Nike will officially replace New Balance as Liverpool F.C.’s official kit supplier on August 1st (the Coronavirus outbreak and subsequent suspension of the 2019-2020 EPL season necessitated a delay of the original June 1st start date). The base value of ‘The Reds’ new multi-year pact ($39.5 million/year) is significantly less than the club currently rakes in ($52.6 million), but with an increase in royalties on the sale of licensed merchandise (rumored to be 20%) and cash bonuses tied to on-field performance it’s believed the sponsorship agreement could be worth upwards of $100 million annually. The Beaverton, OR based footwear and apparel brand is the latest company to adopt a performance-based partnership model in lieu of guaranteeing massive annual payments (see: Manchester United + Adidas). It’s a trend gaining steam as part of a larger push towards transparency and accountability within the sponsorship arena.
Our Take: Adam Grossman (CEO, Block Six Analytics) said he considers Chevy’s 2014 deal with Manchester United to be the official end of the previous sponsorship era. “The [automaker’s] CMO was perceived to be fired only days after signing that deal because he could not explain how Chevy was going to gain value from being the team’s primary kit sponsor – particularly at the price point they were paying. The company ended up exiting the European market entirely before the sponsorship was even activated.” That high-profile failure began to change the way sports sponsorship professionals think about team partnerships. It used to be assumed that because “Manchester United has a large, global platform, a [kit] deal must make sense for Chevy. Now, brands want to understand how value in the sponsorship is created and they want to hold teams accountable for how the sponsorship impacts their business.”

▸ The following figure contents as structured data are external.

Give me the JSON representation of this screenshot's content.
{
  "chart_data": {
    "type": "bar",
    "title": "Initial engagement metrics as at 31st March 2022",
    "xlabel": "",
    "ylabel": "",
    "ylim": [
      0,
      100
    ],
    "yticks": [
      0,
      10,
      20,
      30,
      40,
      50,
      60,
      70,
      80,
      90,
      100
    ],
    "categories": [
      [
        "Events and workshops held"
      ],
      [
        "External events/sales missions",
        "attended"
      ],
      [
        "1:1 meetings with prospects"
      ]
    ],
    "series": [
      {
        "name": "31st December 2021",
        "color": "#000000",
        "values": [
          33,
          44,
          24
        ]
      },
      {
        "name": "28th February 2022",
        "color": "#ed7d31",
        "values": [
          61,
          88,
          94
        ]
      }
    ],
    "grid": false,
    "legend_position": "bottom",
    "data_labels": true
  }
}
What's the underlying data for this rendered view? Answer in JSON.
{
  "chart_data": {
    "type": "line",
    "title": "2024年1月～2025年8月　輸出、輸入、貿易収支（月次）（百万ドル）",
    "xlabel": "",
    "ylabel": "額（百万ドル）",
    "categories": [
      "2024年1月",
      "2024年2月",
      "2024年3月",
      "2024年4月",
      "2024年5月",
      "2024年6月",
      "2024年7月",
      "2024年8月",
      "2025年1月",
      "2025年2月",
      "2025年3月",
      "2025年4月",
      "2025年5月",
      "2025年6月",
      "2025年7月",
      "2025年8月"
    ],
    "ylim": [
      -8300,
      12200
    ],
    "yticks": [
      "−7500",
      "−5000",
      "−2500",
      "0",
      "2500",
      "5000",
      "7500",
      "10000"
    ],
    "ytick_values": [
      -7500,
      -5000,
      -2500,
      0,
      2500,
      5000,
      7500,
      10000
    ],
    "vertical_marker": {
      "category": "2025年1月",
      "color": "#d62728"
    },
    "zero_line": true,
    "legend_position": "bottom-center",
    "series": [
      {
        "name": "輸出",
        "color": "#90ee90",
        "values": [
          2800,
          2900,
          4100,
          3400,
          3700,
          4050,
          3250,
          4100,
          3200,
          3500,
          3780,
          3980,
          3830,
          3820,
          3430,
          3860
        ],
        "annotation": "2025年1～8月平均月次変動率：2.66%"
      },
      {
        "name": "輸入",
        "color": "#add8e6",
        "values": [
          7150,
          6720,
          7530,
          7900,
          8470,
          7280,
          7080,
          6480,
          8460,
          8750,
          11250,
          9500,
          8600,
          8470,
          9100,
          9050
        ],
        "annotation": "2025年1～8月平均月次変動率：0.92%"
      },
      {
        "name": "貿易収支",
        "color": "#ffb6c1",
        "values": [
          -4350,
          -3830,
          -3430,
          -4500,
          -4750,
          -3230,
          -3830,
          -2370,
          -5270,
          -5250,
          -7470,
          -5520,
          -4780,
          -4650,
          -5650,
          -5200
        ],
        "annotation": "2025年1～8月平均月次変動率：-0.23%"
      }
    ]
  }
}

Anheuser-Busch’s 2018 declaration that the company would be bringing a performance based model to sports sponsorships can be considered the beginning of the new ‘accountability’ era and brands have been following their lead ever since (see: the Nike/Liverpool deal referenced above, signed in January of 2020). The revamped approach is a significant development for brand partners because of the financial protection it offers in the event a team’s season goes south (and it does so without eliminating the financial upside). Granted, as Michael Neuman (EVP, Scout Sports & Entertainment) noted, “win percentage, television viewership and attendance figures are not the end all, be-all. The production of branded content and the ability of the team to understand the brand’s objectives and create a wider approach to pushing out and socializing relevant content is just as if not more important.”
Grossman says the sports hiatus and current economic recession have accelerated the trend towards metrics and data-driven sponsorships (all custom to the brand’s KPI and ROI goals). With budgets tightening across the industry, the pressure on sponsorship professionals to explain “the value in what they’re paying for and how they’re going to determine if their efforts were a success” are greater than ever. Coronavirus has supercharged the shift towards performance based deals. Sponsorship agreements – particularly in a down economy – need to include accountability for the money spent. Neuman reminds that “the silver-lining from the 18 months that trailed the Financial and Housing Crisis in 2008/2009 was that it created a greater emphasis on measurement and accountability. Very few banks and financial institutions brought in front of Congress to explain why TARP money was going towards sponsorship of golf and tennis could demonstrate any resemblance of ROI – when all said it would drive their business and help them balance their ledgers. Our industry had a black eye and what came out of those difficult weeks was a heightened awareness and commitment to a better suite of measurement mousetraps.”
The current pause in the sports schedule has given “companies that spend tens of millions – in some cases hundreds of millions of dollars/year on sponsorships – a chance to truly understand the value of these assets and rebalance their portfolios.” As a result, Grossman said that sports sponsors are actively working to both substitute assets and renegotiate terms within their current agreements. Of course, savvy sponsorship pros are also looking to ink new partnerships at depressed price points. With teams hurting for revenues (think: no/limited gate) teams may be willing to accept heavily incentivized/brand-friendly deals.
On-field performance is a sensible metric to include in sponsorship pacts (even if it’s just one of many data points) because winning and losing is transparent (i.e. everyone can see where a team sits in the standings). Success on the field is also “typically tied to engagement and engagement can lead to opportunities for the brand to drive performance metrics.” Grossman used Anheuser Busch as an example saying the company “has historically seen an increase in beer sales when their team partners were winning” (hence why they began tying wins and losses into their sponsorship agreements to begin with).
While pro sports organizations have traditionally been weary of tying sponsorship revenues to on-field performance, Grossman says there is an increasing desire by teams “to show their partners that the broadcast content and in-stadium activations they’re paying for are in fact creating value.” The thought is if they can demonstrate to brand partners that they’re “helping to generate and maximize a company specific ROI, they can convince the company that sponsorships should be treated as an essential spend.” Of course, one could make that argument anyway. COVID has proven just how important sponsorship dollars and consumer revenue are to the industry.